Abildgaard Niels, Freilich Jonatan, Anttila Pekka, Bent-Ennakhil Nawal, Ma Yuanjun, Lassenius Mariann, Ørstavik Sigurd, Toppila Iiro, Waage Anders, Turesson Ingemar, Hansson Markus
Hematology Research Unit, Department of Hematology, Odense University Hospital, Odense, Denmark.
Department of Clinical Research, University of Southern Denmark, Odense, Denmark.
Clin Epidemiol. 2023 Sep 18;15:987-999. doi: 10.2147/CLEP.S413587. eCollection 2023.
Linked health-care registries and high coverage in Nordic countries lend themselves well to epidemiologic research. Given its relatively high incidence in Western Europe, complexity in diagnosis, and challenges in registration, multiple myeloma (MM) was selected to compare registries in Denmark, Finland, and Sweden.
Data were obtained from four archetypal registries in each country (spanning January 2005-October 2018): National Patient Registry (NPR), Prescribed Drug Registry (PDR), Cancer Registry (CR), and Cause of Death Registry. Patients newly diagnosed with MM who received MM-specific treatment were included. PDR/NPR treatment records were used to assess incident NPR cases. The registration quality of MM-specific drugs in the PDR of each country was also evaluated.

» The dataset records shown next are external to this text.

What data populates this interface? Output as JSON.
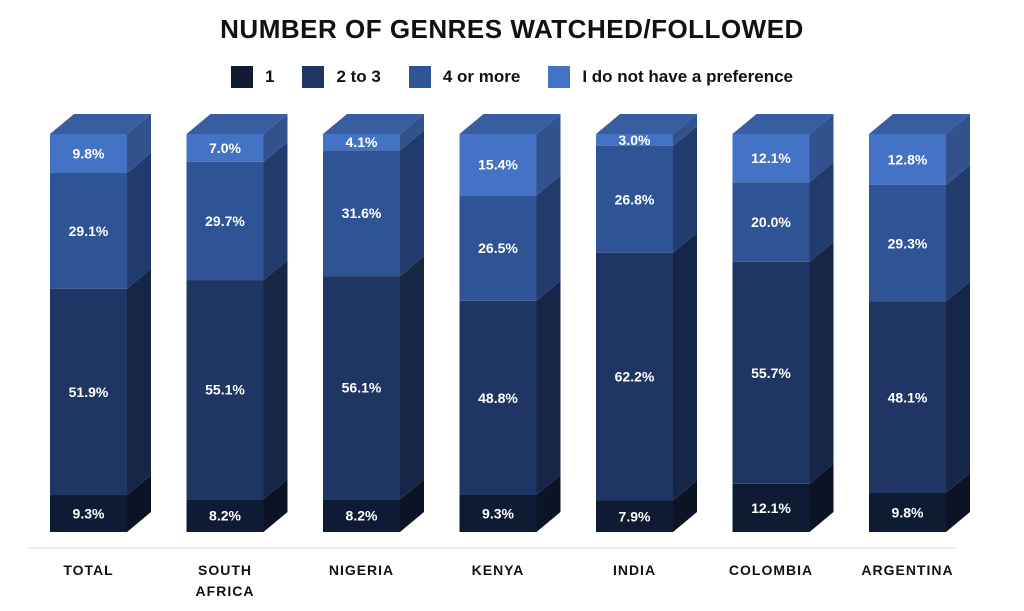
{
  "chart_data": {
    "type": "bar",
    "stacked": true,
    "title": "NUMBER OF GENRES WATCHED/FOLLOWED",
    "categories": [
      "TOTAL",
      "SOUTH AFRICA",
      "NIGERIA",
      "KENYA",
      "INDIA",
      "COLOMBIA",
      "ARGENTINA"
    ],
    "series": [
      {
        "name": "1",
        "values": [
          9.3,
          8.2,
          8.2,
          9.3,
          7.9,
          12.1,
          9.8
        ],
        "labels": [
          "9.3%",
          "8.2%",
          "8.2%",
          "9.3%",
          "7.9%",
          "12.1%",
          "9.8%"
        ]
      },
      {
        "name": "2 to 3",
        "values": [
          51.9,
          55.1,
          56.1,
          48.8,
          62.2,
          55.7,
          48.1
        ],
        "labels": [
          "51.9%",
          "55.1%",
          "56.1%",
          "48.8%",
          "62.2%",
          "55.7%",
          "48.1%"
        ]
      },
      {
        "name": "4 or more",
        "values": [
          29.1,
          29.7,
          31.6,
          26.5,
          26.8,
          20.0,
          29.3
        ],
        "labels": [
          "29.1%",
          "29.7%",
          "31.6%",
          "26.5%",
          "26.8%",
          "20.0%",
          "29.3%"
        ]
      },
      {
        "name": "I do not have a preference",
        "values": [
          9.8,
          7.0,
          4.1,
          15.4,
          3.0,
          12.1,
          12.8
        ],
        "labels": [
          "9.8%",
          "7.0%",
          "4.1%",
          "15.4%",
          "3.0%",
          "12.1%",
          "12.8%"
        ]
      }
    ],
    "colors": [
      "#0f1b33",
      "#1f3563",
      "#2e5496",
      "#4472c4"
    ],
    "ylim": [
      0,
      100
    ],
    "grid": false,
    "legend_position": "top"
  }
}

In Denmark, only 6% of patients in the NPR were not registered in the CR; in Sweden, it was 16.9%. No systematic differences were identified that could explain this discrepancy. In Denmark, lenalidomide and bortezomib were registered in the NPR with high coverage, but less expensive drugs typically given in combination with bortezomib were not covered in any of the registries. In Finland and Sweden, bortezomib records were not identified in the PDR, but some were in the NPR; other drugs had good coverage in the PDR.
The registries evaluated in this study can be used to identify the MM population; however, given the gaps in MM registration in the Finnish and Swedish CRs, Danish registries provide the most comprehensive datasets for research on treatment patterns for MM.
北欧国家相互关联的医疗保健登记系统以及高覆盖率使其非常适合进行流行病学研究。鉴于多发性骨髓瘤(MM)在西欧发病率相对较高、诊断复杂且登记存在挑战,故选择MM来比较丹麦、芬兰和瑞典的登记系统。
数据取自每个国家的四个典型登记系统(涵盖2005年1月至2018年10月):国家患者登记系统(NPR)、处方药登记系统(PDR)、癌症登记系统(CR)和死因登记系统。纳入新诊断为MM并接受MM特异性治疗的患者。使用PDR/NPR治疗记录评估NPR中的新发病例。还评估了每个国家PDR中MM特异性药物的登记质量。
在丹麦,NPR中只有6%的患者未在CR中登记;在瑞典,这一比例为16.9%。未发现能解释这种差异的系统性差异。在丹麦,来那度胺和硼替佐米在NPR中的登记覆盖率较高,但通常与硼替佐米联合使用的较便宜药物在任何登记系统中均未涵盖。在芬兰和瑞典,PDR中未发现硼替佐米的记录,但在NPR中有一些;其他药物在PDR中的覆盖率良好。
本研究中评估的登记系统可用于识别MM患者群体;然而,鉴于芬兰和瑞典CR中MM登记存在缺口,丹麦的登记系统为MM治疗模式研究提供了最全面的数据集。